Place: Paris. France.

State: Installed

Budget: 0 €

Time: 5 Days.

People: 2

The Wall II

The second experience with FPC was a private demand to construct a metal façade, an interior division wall that would separate chamber and living room. The repetition of the elements permitted the team to work with Templates, ad also to organize the work mechanically. All welding lines were made at 45º metal assembles. The voids were filled with glass on the top and plywood white boars on the bottom. They were placed with a second metal structure that pressured these elements. The challenge of this project was to perfectly calculate the drilling points of the two different Metal profiles, not forgetting the thickness of all elements (glass, protection sponge, painting, washer), and the space needed for the tolls (wrench and screwdriver.

Year: 2020

Colective: FPC

Place: Paris. France.

State: Installed

Budget: 800 €

Time: 10 Days.

People: 2

Metal Props I

As we can see in the last picture, the project is almost invisible after its installation and use. So the interesting part of this project its is mechanical system that creates. By fixing up in two static points (the floor and the ceiling), the third element (a screw nut) creates the needed pressure between the two elements two create a rigid structure. As a dynamic element, the screw nut transforms the structure into a metal prop, an adjustable column.

Year: 2020

Colective: Vincent Gontier.

Place: Charnècle. France.

State: Under Constrcution

Budget: 0 €

Time: 2 Days.

People: 2

Sliding door Closet I

Before starting the project, we already knew all the elements that we wanted to store in the closet. For this reason the form of the closet was defined by the size of the elements. The challenge has usual with Vincent was to create a metal structure that supported itself in an ancient “Taipa” Wall, with strong oscillations. The challenge was then in the measuring process. By using two guiding lasers we were able to measure with precision the distance of every point and to construct every piece in studio.

Year: 2020

Colective: Vincent Gontier.

Place: Charnècle. France

State: Under Constrcution

Budget: 400 €

Time: 4 Days.

People: 2

Shelf I

The Mezzanine. The project was fully built with reused materials. The wood beams came from a constrution site nearby: The metal was the remains of other works. This came perfectly with the context, since the ‘‘client’’ didn’t had enough to pay for the construction materials.

Year: 2020

Colective: Vincent Gontier.

Place: Charnècle. France

State: Installed

Budget: 100 €

Time: 2 Days.

People: 2

Lesson: The location, an old garage, didn’t have a single straight surface.

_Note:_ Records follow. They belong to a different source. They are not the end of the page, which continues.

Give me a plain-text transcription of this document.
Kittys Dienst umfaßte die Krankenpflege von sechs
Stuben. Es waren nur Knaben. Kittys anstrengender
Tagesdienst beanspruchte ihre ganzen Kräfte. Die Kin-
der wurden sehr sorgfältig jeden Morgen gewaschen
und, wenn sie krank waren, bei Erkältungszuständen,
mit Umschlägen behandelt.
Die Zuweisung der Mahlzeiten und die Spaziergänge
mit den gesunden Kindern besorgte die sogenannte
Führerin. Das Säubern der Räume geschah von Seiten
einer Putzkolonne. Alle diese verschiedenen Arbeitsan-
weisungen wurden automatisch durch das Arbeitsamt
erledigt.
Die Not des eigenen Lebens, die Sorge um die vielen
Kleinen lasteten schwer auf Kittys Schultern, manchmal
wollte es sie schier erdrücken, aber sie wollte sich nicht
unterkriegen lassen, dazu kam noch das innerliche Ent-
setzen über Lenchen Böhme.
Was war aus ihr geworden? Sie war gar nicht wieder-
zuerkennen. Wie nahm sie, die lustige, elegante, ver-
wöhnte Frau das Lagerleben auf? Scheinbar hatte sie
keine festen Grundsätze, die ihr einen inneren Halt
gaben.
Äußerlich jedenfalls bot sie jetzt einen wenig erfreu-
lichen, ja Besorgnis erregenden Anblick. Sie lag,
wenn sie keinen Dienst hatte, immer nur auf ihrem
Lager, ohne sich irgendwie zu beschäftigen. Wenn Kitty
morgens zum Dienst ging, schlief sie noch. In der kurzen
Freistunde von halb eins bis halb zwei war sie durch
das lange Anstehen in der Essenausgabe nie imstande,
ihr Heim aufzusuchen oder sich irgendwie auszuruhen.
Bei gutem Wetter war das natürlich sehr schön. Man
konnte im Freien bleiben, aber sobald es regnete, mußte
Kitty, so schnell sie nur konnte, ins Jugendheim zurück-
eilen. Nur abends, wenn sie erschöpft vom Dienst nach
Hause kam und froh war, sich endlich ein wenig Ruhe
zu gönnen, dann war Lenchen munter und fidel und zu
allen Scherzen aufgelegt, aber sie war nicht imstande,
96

We could not trust in the ancient walls. For this reason, we adapted every single pillar to every single wall. This experience permitted me to engage with a professional incremental process where nothing was made in site but measured and created in studio. Surprisingly, designing and constructing every single pillar differently didn’t take more time. From now on, pre-existence will not be an unsurpassable task but a challenge.

The Table.

On demand of the client We designed and built a ‘‘mecano’’ table, prioritizing an easy assemble.

Year: 2020

Colective: Vincent Gontier.

Place: Charnècle. France

State: Built

Budget: 0 €

Dimension: 100cmx 80cm

Time: 5 Days.

People: 2

Lesson: Creativity has no limits, but even so we are attached to a economical condition. To survive every action must try to maintain its economic sustainability. Even if this project was made only with recycled materials, the profit (€400) is insufficient for the task, or in other words the project didn’t adapt to the monetary conditions… Time is one of the most fundamental resources:Time was not prioritized, and the detailing process advanced to a complex system. In the future I want to engage with scarcity, so simplicity of process must be perfectly present or else, we will accumulate pressure in the construction process.